Response Time Analysis for Explainability of Visual Processing in CNNs

  • 摘要:Explainable artificial intelligence (XAI) methods rely on access to model architecture and parameters that is not always feasible for most users, practitioners, and regulators. Inspired by cognitive psychology, we present a case for response times (RTs) as a technique for XAI. RTs are observable without access to the model. Moreover , dynamic inference models performing conditional computation generate variable RTs for visual learning tasks depending on hierarchical representations. We show that MSDNet, a conditional computation model with early-exit architecture, exhibits slower RT for images with more complex features in the ObjectNet test set, as well as the human phenomenon of scene grammar , where object recognition depends on intrascene object-object relationships. These results cast light on MSDNet’s feature space without opening the black box and illustrate the promise of RT methods for XAI.

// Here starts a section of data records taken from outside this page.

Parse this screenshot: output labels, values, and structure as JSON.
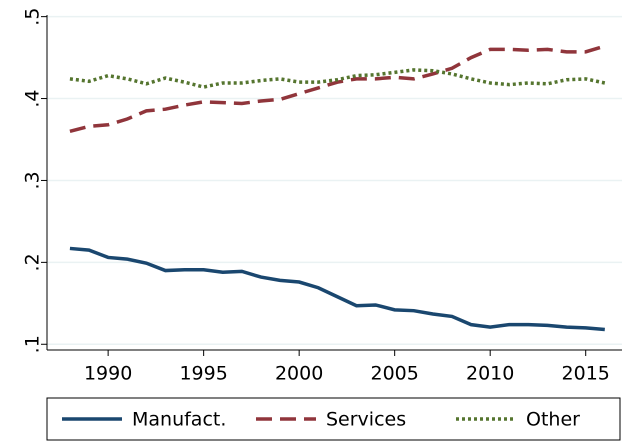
{
  "chart_data": {
    "type": "line",
    "x": [
      1988,
      1989,
      1990,
      1991,
      1992,
      1993,
      1994,
      1995,
      1996,
      1997,
      1998,
      1999,
      2000,
      2001,
      2002,
      2003,
      2004,
      2005,
      2006,
      2007,
      2008,
      2009,
      2010,
      2011,
      2012,
      2013,
      2014,
      2015,
      2016
    ],
    "series": [
      {
        "name": "Manufact.",
        "color": "#1a476f",
        "dash": "solid",
        "values": [
          0.217,
          0.215,
          0.206,
          0.204,
          0.199,
          0.19,
          0.191,
          0.191,
          0.188,
          0.189,
          0.182,
          0.178,
          0.176,
          0.169,
          0.158,
          0.147,
          0.148,
          0.142,
          0.141,
          0.137,
          0.134,
          0.124,
          0.121,
          0.124,
          0.124,
          0.123,
          0.121,
          0.12,
          0.118
        ]
      },
      {
        "name": "Services",
        "color": "#90353b",
        "dash": "long",
        "values": [
          0.36,
          0.366,
          0.368,
          0.375,
          0.385,
          0.387,
          0.392,
          0.396,
          0.395,
          0.394,
          0.397,
          0.399,
          0.406,
          0.413,
          0.42,
          0.424,
          0.424,
          0.426,
          0.424,
          0.43,
          0.437,
          0.45,
          0.46,
          0.46,
          0.459,
          0.46,
          0.457,
          0.457,
          0.464
        ]
      },
      {
        "name": "Other",
        "color": "#55752f",
        "dash": "dot",
        "values": [
          0.424,
          0.421,
          0.428,
          0.424,
          0.418,
          0.425,
          0.42,
          0.414,
          0.419,
          0.419,
          0.422,
          0.424,
          0.42,
          0.42,
          0.423,
          0.428,
          0.429,
          0.432,
          0.435,
          0.434,
          0.43,
          0.424,
          0.419,
          0.417,
          0.419,
          0.418,
          0.423,
          0.424,
          0.419
        ]
      }
    ],
    "xlim": [
      1986.8,
      2016.9
    ],
    "xticks": [
      1990,
      1995,
      2000,
      2005,
      2010,
      2015
    ],
    "ylim": [
      0.093,
      0.502
    ],
    "yticks": [
      {
        "value": 0.1,
        "label": ".1"
      },
      {
        "value": 0.2,
        "label": ".2"
      },
      {
        "value": 0.3,
        "label": ".3"
      },
      {
        "value": 0.4,
        "label": ".4"
      },
      {
        "value": 0.5,
        "label": ".5"
      }
    ],
    "grid": true,
    "legend": "bottom"
  }
}
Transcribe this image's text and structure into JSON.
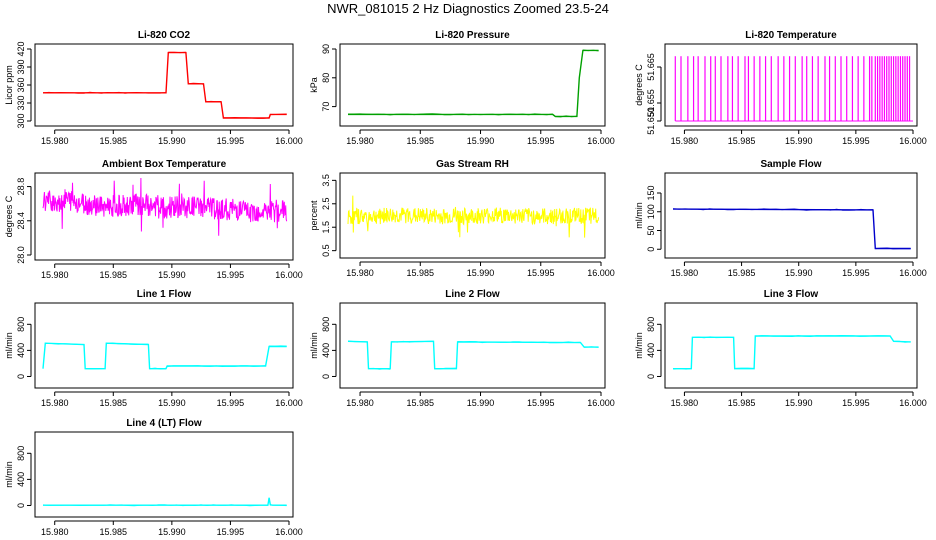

    可解释人工智能(XAI)方法依赖于对模型架构和参数的访问,而对于大多数用户、从业者和监管机构来说,这并不总是可行的。受认知心理学的启发,我们将反应时间(RTs)作为XAI的一种技术。RTs是不需要访问模型的可观察对象。此外,执行条件计算的动态推理模型根据层次表示为视觉学习任务生成变量RTs。我们发现MSDNet,一个具有早期退出体系结构的条件计算模型,对ObjectNet测试集中具有更复杂特征的图像表现出较慢的RT,以及场景语法的人类现象,其中对象识别依赖于内上升的对象-对象关系。这些结果在不打开黑盒的情况下揭示了MSDNet的特征空间,并说明了RT方法对XAI的承诺。

Score-CAM:Score-Weighted Visual Explanations for Convolutional Neural Networks

  • 摘要:Recently, increasing attention has been drawn to the internal mechanisms of convolutional neural networks, and the reason why the network makes specific decisions. In this paper , we develop a novel post-hoc visual explanation method called Score-CAM based on class activation mapping. Unlike previous class activation mapping based approaches, Score-CAM gets rid of the dependence on gradients by obtaining the weight of each activation map through its forward passing score on target class, the final result is obtained by a linear combination of weights and activation maps. We demonstrate that Score-CAM achieves better visual performance and fairness for interpreting the decision making process. Our approach outperforms previous methods on both recognition and localization tasks, it also passes the sanity check. We also indicate its application as debugging tools.

    近年来,人们越来越关注卷积神经网络的内部机制,以及网络做出具体决策的原因。在本文中,我们开发了一种新的基于类激活映射的post-hoc视觉解释方法——Score-CAM。与以往基于类激活映射的方法不同,Score-CAM摆脱了对梯度的依赖,通过每个激活映射对目标类的前向通过得分来获得权重,最终的结果是权重与激活映射的线性组合。我们证明,Score-CAM在解释决策过程方面取得了更好的视觉效果和公平性。我们的方法在识别和定位任务上都优于以前的方法,它也通过了健全性检查。我们还指出了它作为调试工具的应用。